Berikut ini mitologi, filosofi, dan cara memaknai Hari Raya Suci Galungan:
1. Mitologi Hari Raya Galungan adalah melawan seorang keturunan raksasa bernama Raja Mayadenawa yang sombong dan angkuh
Berdasarkan mitologi Hindu Bali yang berkembang tentang Hari Raya Suci Galungan menyebutkan, ada seorang keturunan Daitya (Raksasa) di daerah Blingkang (Sebelah Utara Danau Batur), anak dari Dewi Danu Batur, bernama Raja Mayadanawa.
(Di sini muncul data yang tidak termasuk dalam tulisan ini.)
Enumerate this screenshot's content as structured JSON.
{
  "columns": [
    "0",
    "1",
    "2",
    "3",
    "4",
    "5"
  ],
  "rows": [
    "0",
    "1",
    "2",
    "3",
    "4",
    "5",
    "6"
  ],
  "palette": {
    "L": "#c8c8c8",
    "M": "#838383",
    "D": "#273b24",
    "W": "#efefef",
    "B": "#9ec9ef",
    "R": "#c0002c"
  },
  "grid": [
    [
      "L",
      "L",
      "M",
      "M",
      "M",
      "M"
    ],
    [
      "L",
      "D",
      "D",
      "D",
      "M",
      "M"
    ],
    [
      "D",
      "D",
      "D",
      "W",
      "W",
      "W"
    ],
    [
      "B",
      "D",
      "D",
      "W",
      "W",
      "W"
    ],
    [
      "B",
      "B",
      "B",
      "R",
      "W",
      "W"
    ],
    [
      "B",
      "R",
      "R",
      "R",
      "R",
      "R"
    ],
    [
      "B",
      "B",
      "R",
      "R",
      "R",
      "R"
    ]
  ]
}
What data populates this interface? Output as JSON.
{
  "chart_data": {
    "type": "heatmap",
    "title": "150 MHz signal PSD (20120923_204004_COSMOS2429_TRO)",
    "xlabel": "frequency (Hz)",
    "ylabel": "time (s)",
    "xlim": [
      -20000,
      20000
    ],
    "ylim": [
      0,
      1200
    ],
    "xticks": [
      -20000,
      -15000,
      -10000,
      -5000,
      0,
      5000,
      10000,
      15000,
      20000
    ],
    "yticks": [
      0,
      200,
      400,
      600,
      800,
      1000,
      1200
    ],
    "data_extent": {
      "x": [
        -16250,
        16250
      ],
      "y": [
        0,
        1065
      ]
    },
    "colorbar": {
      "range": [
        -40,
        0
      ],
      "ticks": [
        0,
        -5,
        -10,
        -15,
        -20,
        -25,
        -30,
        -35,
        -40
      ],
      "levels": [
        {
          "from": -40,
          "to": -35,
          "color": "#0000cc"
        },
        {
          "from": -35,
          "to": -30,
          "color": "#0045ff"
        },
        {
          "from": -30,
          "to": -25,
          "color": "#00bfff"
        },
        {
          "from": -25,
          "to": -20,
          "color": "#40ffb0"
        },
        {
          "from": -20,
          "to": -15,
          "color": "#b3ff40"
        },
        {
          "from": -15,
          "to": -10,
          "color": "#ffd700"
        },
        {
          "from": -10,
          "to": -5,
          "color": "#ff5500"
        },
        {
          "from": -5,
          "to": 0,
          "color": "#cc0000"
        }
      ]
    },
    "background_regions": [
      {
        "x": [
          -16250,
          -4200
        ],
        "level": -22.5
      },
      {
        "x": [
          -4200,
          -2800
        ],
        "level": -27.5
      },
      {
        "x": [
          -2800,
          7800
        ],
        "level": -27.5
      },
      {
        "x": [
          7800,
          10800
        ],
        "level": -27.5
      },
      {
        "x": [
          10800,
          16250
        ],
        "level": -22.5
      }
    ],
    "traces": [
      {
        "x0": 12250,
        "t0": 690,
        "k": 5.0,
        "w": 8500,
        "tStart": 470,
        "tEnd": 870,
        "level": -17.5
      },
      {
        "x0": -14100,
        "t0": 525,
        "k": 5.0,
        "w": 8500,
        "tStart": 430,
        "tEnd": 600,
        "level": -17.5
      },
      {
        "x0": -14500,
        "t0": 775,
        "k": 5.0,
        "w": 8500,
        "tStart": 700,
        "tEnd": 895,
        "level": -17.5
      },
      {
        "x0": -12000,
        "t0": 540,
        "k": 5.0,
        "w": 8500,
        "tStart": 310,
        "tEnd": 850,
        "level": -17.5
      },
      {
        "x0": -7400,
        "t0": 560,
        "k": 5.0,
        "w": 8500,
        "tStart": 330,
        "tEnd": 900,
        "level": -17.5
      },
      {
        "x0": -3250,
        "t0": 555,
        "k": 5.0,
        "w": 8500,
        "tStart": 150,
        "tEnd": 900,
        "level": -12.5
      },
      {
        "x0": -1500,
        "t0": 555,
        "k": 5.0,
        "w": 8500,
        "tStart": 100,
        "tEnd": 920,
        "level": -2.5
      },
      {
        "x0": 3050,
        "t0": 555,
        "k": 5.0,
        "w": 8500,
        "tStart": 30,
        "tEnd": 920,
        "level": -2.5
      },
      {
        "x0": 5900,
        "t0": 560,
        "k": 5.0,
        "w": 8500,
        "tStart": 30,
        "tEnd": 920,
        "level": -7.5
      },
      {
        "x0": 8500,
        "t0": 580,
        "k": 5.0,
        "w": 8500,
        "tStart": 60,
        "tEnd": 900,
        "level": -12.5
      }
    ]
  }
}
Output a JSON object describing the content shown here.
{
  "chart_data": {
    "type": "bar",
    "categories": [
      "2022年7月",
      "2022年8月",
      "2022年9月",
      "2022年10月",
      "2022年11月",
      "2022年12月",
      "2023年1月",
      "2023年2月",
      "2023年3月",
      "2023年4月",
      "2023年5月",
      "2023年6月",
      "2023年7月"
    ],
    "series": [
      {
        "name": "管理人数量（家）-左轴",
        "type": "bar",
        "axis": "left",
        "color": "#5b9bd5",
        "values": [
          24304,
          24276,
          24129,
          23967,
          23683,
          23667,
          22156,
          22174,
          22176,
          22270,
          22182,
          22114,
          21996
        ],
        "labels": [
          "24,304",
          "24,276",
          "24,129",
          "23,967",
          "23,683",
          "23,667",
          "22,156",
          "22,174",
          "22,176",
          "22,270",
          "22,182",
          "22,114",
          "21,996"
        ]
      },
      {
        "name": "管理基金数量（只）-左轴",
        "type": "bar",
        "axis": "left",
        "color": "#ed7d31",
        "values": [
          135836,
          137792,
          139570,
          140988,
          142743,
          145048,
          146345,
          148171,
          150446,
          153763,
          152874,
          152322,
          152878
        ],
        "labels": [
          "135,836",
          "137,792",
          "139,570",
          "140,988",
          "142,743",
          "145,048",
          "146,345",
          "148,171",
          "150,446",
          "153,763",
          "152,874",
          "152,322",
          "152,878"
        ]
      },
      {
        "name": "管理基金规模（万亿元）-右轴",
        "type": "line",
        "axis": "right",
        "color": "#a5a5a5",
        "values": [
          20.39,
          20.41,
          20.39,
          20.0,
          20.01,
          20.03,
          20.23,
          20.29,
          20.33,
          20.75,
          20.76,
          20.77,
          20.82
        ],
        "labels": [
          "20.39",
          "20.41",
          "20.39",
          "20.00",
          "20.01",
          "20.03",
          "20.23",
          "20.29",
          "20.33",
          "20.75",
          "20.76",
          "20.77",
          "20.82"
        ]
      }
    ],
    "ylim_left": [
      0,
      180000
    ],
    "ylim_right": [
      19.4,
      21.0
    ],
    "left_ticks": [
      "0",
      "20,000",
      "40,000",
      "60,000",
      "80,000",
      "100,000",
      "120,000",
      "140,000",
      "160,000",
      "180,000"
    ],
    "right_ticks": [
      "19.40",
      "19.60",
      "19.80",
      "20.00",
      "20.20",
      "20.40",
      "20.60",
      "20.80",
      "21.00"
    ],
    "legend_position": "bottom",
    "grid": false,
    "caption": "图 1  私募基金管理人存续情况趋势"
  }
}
Ia raja sakti dan paling ditakuti, yang dapat mengubah diri menjadi bentuk yang diinginkan. Raja Mayadanawa hidup di masa Mpu Kul Putih. Daerah Makassar, Sumbawa, Bugis, Lombok dan Blambangan dapat ditaklukkan oleh kesaktian Raja Mayadanawa. Karena kesaktian itu pula, Mayadenawa menjadi sombong dan angkuh. Ia ingin disembah oleh masyarakat Hindu Bali, melarang semua umat untuk datang ke pura dan memuja Tuhan. Lama kelamaan rakyat menjadi sengsara dan dunia menjadi tidak seimbang. Tanaman penduduk rusak dan wabah penyakit ada di mana-mana.
Melihat Mayadenawa sikapnya seperti itu, Bhatara Indra diutus oleh para dewa ke dunia untuk menghancurkan kejahatan Mayadenawa. Bhatara Indra membawa pasukan tempur yang siap menyerang raja sombong itu.
Namun untuk membunuh Mayadenawa tidak mudah karena sakti mantraguna. Pasukan Bhatara Indra sampai kewalahan. Mayadenawa terkenal sakti karena bisa berubah wujud dalam pelariannya. Ia beberapa kali berhasil mengelabui Bhatara Indra.
Tidak hanya itu. Bahkan Mayadenawa berhasil meracuni sebuah mata air, yang mengakibatkan seluruh pasukan Bhatara Indra mati saat meminum airnya. Namun berkat kesaktian Bhatara Indra, ditancapkanlah kerisnya ke tanah, dan muncul mata air yang bisa menghidupkan kembali pasukannya. Konon, mata air tersebut dinamai Tirta Empul.
Pada akhirnya, kebaikan akan selalu menang dari kejahatan. Meski sakti, Mayadenawa akhirnya bisa dikalahkan. Mayadenawa terdesak, dia melarikan diri dengan menjejakkan telapak kakinya secara miring. Tempat itu lalu dikenal dengan nama Tampak Siring. Akhirnya Bhatara Indra bisa membunuh Mayadenawa.
Kemenangan Bhatara Indra dalam menghancurkan kejahatan Mayadenawa ini kemudian dirayakan sebagai hari Raya Galungan dan Kuningan, yang secara filosofis bermakna merayakan kemenangan kebajikan (Dharma) melawan kebatilan (Adharma).